The present article uses modern Mandarin character readings following common practice among scholars, even though it is also possible to read Classical Chinese using the literary readings of other modern Chinese varieties (as commonly done in Hong Kong, where Cantonese readings are generally used), or even using a reconstruction of character readings belonging to centuries past.

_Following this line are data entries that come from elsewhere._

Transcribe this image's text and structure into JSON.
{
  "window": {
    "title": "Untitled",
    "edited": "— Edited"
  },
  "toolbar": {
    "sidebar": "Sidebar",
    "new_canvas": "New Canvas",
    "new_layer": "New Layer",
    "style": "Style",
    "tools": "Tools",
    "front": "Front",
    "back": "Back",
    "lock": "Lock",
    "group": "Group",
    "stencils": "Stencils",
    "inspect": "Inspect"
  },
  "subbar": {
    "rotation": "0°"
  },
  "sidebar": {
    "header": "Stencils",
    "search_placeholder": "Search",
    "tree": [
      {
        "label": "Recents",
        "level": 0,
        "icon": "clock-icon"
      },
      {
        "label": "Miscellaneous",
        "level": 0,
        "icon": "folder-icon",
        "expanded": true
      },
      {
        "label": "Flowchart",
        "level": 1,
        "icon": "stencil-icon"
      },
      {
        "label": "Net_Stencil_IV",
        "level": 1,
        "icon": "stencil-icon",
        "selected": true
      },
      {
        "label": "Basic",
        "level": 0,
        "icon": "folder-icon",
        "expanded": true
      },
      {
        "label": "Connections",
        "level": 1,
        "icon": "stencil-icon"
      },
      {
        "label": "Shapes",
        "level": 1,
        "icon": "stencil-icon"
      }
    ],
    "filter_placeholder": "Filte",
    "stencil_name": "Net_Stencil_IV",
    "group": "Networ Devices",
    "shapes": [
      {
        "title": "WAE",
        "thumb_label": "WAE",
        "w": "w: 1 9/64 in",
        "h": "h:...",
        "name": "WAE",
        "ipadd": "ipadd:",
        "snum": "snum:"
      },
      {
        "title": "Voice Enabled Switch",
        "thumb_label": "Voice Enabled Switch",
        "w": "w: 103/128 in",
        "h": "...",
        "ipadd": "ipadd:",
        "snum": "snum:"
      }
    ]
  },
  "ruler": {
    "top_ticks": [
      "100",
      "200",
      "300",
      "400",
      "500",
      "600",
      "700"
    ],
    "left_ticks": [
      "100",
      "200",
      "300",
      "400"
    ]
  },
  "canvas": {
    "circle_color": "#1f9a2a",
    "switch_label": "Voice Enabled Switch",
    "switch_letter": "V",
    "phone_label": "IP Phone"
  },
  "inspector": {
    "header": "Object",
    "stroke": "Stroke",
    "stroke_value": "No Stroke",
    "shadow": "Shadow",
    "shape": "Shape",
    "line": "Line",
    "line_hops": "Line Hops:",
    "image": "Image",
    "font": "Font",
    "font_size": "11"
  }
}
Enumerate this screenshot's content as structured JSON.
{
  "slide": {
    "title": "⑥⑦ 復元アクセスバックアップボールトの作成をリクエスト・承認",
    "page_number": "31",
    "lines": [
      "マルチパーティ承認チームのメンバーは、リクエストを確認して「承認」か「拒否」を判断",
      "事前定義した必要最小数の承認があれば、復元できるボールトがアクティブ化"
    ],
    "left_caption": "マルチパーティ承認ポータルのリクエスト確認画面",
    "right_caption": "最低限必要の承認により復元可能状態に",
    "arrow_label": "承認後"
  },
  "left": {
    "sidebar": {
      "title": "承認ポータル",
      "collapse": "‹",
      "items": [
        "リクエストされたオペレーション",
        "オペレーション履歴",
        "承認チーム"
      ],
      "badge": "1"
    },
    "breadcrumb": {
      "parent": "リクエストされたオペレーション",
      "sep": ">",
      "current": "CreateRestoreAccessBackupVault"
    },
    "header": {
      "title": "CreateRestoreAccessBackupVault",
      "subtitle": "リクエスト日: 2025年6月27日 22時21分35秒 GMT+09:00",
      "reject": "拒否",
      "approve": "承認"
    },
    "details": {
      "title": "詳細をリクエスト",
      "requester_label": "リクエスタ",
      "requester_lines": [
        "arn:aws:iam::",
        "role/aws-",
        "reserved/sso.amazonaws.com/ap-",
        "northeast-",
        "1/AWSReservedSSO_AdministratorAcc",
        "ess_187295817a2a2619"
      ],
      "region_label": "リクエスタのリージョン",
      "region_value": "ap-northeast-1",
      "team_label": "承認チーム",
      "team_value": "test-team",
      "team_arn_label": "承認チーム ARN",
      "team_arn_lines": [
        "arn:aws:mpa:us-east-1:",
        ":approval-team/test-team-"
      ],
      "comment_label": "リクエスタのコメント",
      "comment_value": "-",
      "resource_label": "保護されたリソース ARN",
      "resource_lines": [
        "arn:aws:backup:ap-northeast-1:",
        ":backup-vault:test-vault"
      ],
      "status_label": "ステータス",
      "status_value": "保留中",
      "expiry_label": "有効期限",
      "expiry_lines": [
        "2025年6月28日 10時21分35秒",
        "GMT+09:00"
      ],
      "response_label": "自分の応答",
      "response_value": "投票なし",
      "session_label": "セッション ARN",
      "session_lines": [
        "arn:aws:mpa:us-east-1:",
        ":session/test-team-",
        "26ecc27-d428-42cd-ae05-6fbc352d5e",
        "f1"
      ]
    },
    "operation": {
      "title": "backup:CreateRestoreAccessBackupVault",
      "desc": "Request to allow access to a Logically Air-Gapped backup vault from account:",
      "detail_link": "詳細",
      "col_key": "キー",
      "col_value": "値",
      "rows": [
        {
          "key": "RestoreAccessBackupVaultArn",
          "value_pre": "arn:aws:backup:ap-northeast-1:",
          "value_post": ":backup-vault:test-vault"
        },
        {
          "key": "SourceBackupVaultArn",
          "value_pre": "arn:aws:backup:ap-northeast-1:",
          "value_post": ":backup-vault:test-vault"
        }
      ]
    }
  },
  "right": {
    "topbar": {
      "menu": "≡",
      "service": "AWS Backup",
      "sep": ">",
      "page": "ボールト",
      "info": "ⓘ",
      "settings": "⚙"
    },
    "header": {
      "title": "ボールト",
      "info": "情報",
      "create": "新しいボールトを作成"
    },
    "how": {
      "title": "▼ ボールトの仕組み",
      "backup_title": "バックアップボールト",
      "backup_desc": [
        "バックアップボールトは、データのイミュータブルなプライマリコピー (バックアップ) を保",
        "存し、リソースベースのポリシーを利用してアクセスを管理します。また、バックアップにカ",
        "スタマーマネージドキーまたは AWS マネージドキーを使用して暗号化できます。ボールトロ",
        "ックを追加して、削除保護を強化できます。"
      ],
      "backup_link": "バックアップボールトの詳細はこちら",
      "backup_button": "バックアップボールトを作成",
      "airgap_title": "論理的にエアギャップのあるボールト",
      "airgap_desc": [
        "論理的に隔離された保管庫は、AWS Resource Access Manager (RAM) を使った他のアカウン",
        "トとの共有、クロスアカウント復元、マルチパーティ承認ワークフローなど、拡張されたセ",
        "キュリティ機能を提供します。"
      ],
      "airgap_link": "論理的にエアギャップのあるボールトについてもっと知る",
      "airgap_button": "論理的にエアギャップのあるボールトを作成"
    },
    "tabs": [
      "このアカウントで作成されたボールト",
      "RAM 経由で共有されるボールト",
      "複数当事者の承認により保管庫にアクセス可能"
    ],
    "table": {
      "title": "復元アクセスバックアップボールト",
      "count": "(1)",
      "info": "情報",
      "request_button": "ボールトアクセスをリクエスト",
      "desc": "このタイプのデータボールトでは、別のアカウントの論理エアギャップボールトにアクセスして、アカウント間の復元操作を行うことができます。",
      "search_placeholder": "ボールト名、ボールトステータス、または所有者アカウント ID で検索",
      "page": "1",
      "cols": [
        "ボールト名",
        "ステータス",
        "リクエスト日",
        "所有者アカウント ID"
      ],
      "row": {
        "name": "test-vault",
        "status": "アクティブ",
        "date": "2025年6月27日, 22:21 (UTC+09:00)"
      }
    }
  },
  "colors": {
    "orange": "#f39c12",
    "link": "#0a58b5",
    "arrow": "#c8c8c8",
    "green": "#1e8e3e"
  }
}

Compared to the written vernacular Chinese of today, the most notable difference is that Classical Chinese rarely uses words composed of two Chinese characters; nearly all words are written with one character only. This stands directly in contrast with vernacular Chinese, in which two-character words are extremely common. This phenomenon exists, in part, because as sound changes created homophones among words, compounding was used to resolve ambiguities.

Typological overview
Classical Chinese has long been noted for the absence of inflectional morphology: nouns and adjectives do not inflect for case, definiteness, gender, specificity or number; neither do verbs inflect for person, number, tense, aspect, telicity, valency, evidentiality or voice. However, in terms of derivational morphology, it makes use of compounding, reduplication and perhaps affixation, although not in a productive way. There is also an extensive use of zero-derivation.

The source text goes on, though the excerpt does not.